Region Döbeln. Sie schlüpfen durch Katzenklappen und randalieren im Haus, fressen die Eier der Enten und die brütende Mutter gleich mit oder plündern Obstgärten. Doch der Waschbär hat einen großen Trumpf: Er ist niedlich. So niedlich, dass er von vielen nicht als Dieb und Kindsmörder erkannt wird. Dabei wird er immer mehr zum Problem.

Die heimische Tierwelt leidet stark darunter, dass sich die Waschbären explosionsartig vermehren. „Die einheimischen Arten gehen zurück“, sagt Mario Tröger vom Kreisjagdverband Döbeln und nennt die Stockente als besonders betroffen, aber auch geschützte Tierarten wie die Seeschwalbe seien in Gefahr. Und der Waschbär breitet sich immer weiter aus. Die Zahl der Tiere, die erlegt werden, steigt seit Jahren. Waren es 2008/2009 noch 28 erschossene oder überfahrene Tiere, zählte man im vergangenen Jagdjahr 969 tote Waschbären im Landkreis. In den vergangenen drei Jahren wurden alleine im Jagdbezirk Beicha 103 Waschbären erlegt. In Bockelwitz waren es 96, in Döbeln 80 und in Hartha 97. Die Jagdstrecke sei zwar nur ein Indiz für das Vorkommen der Waschbärpopulation und deren Schadwirkungen, es zeige sich jedoch die Tendenz, dass die Bedeutung im Landkreis von Südost nach Nordwest zunimmt, heißt es aus der Pressestelle der Kreisverwaltung. „Der Altkreis Döbeln ist mehr betroffen als Mittweida und Freiberg“, so Pressereferentin Lisa-Maria Schöne. In Freiberg gab es laut Jagdstrecke nur fünf tote Waschbären zwischen 2013 und 2016, in Mittweida elf. Von einem weiteren Vordringen in Richtung Erzgebirge werde jedoch ausgegangen.

Auch der Europäischen Union ist die Ausbreitung ein Dorn im Auge. Sie hat den Waschbären nun zur „invasiven gebietsfremden Art“ und ihm damit den Kampf erklärt. Ziel dabei ist die Eindämmung dieser Art.
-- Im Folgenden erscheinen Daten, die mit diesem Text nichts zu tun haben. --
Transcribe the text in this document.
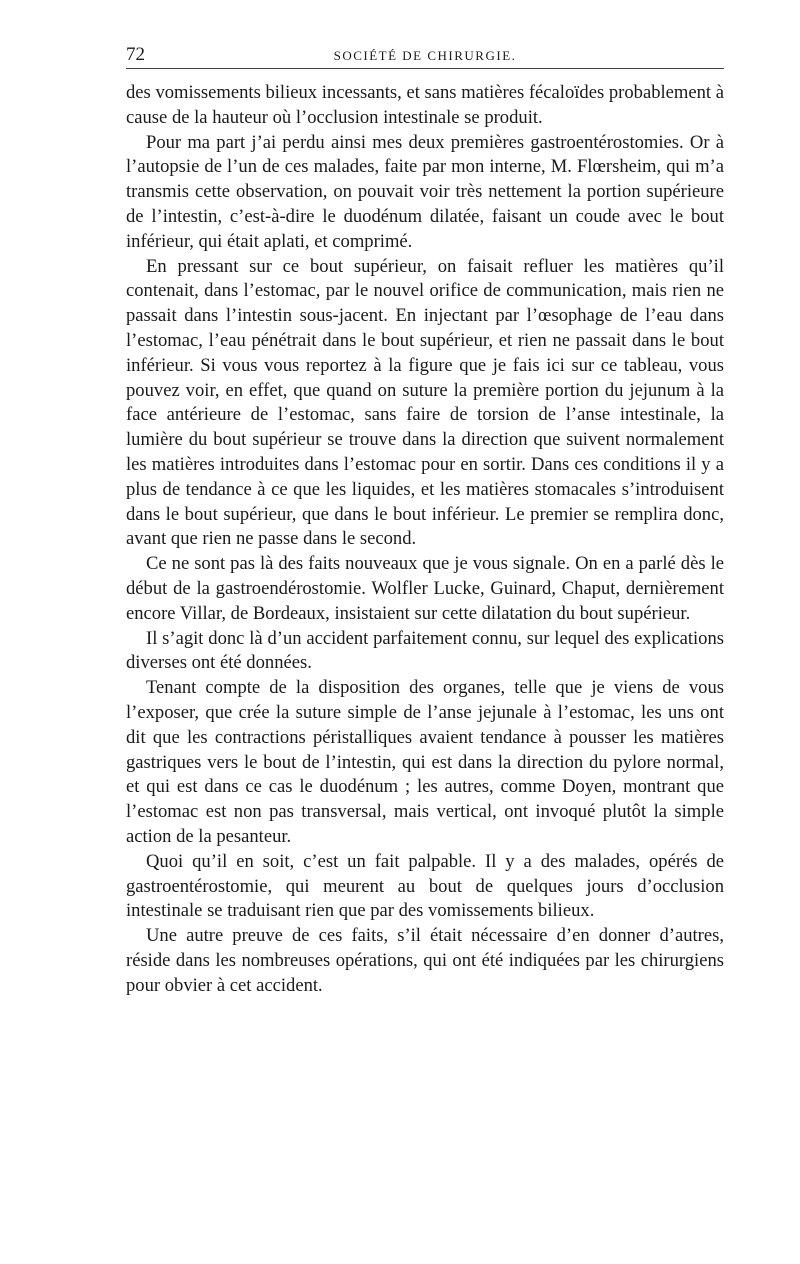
72	SOCIÉTÉ DE CHIRURGIE.

des vomissements bilieux incessants, et sans matières fécaloïdes probablement à cause de la hauteur où l’occlusion intestinale se produit.

Pour ma part j’ai perdu ainsi mes deux premières gastroentérostomies. Or à l’autopsie de l’un de ces malades, faite par mon interne, M. Flœrsheim, qui m’a transmis cette observation, on pouvait voir très nettement la portion supérieure de l’intestin, c’est-à-dire le duodénum dilatée, faisant un coude avec le bout inférieur, qui était aplati, et comprimé.

En pressant sur ce bout supérieur, on faisait refluer les matières qu’il contenait, dans l’estomac, par le nouvel orifice de communication, mais rien ne passait dans l’intestin sous-jacent. En injectant par l’œsophage de l’eau dans l’estomac, l’eau pénétrait dans le bout supérieur, et rien ne passait dans le bout inférieur. Si vous vous reportez à la figure que je fais ici sur ce tableau, vous pouvez voir, en effet, que quand on suture la première portion du jejunum à la face antérieure de l’estomac, sans faire de torsion de l’anse intestinale, la lumière du bout supérieur se trouve dans la direction que suivent normalement les matières introduites dans l’estomac pour en sortir. Dans ces conditions il y a plus de tendance à ce que les liquides, et les matières stomacales s’introduisent dans le bout supérieur, que dans le bout inférieur. Le premier se remplira donc, avant que rien ne passe dans le second.

Ce ne sont pas là des faits nouveaux que je vous signale. On en a parlé dès le début de la gastroendérostomie. Wolfler Lucke, Guinard, Chaput, dernièrement encore Villar, de Bordeaux, insistaient sur cette dilatation du bout supérieur.

Il s’agit donc là d’un accident parfaitement connu, sur lequel des explications diverses ont été données.

Tenant compte de la disposition des organes, telle que je viens de vous l’exposer, que crée la suture simple de l’anse jejunale à l’estomac, les uns ont dit que les contractions péristalliques avaient tendance à pousser les matières gastriques vers le bout de l’intestin, qui est dans la direction du pylore normal, et qui est dans ce cas le duodénum ; les autres, comme Doyen, montrant que l’estomac est non pas transversal, mais vertical, ont invoqué plutôt la simple action de la pesanteur.

Quoi qu’il en soit, c’est un fait palpable. Il y a des malades, opérés de gastroentérostomie, qui meurent au bout de quelques jours d’occlusion intestinale se traduisant rien que par des vomissements bilieux.

Une autre preuve de ces faits, s’il était nécessaire d’en donner d’autres, réside dans les nombreuses opérations, qui ont été indiquées par les chirurgiens pour obvier à cet accident.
Gelistet sind insgesamt 37 Tier- und Pflanzenarten, die mit ihrer Ausbreitung in Europa andere Arten und Ökosysteme gefährden und deshalb nicht mehr gehalten, gezüchtet, importiert und verkauft werden dürfen. Die EU-Staaten sollen frühzeitig gegen fremde Arten vorgehen und diese rasch ausrotten oder, wenn sich die Tiere oder Pflanzen schon weiter ausgebreitet haben, zumindest ihr Vorkommen eindämmen. Dem Nabu geht die Liste nicht weit genug. Denn der Mink findet sich beispielsweise nicht auf der Liste – obwohl dieser lokal, ähnlich wie der Waschbär, als Nesträuber erheblichen Einfluss auf die Bestände bedrohter Vogelarten nehmen kann.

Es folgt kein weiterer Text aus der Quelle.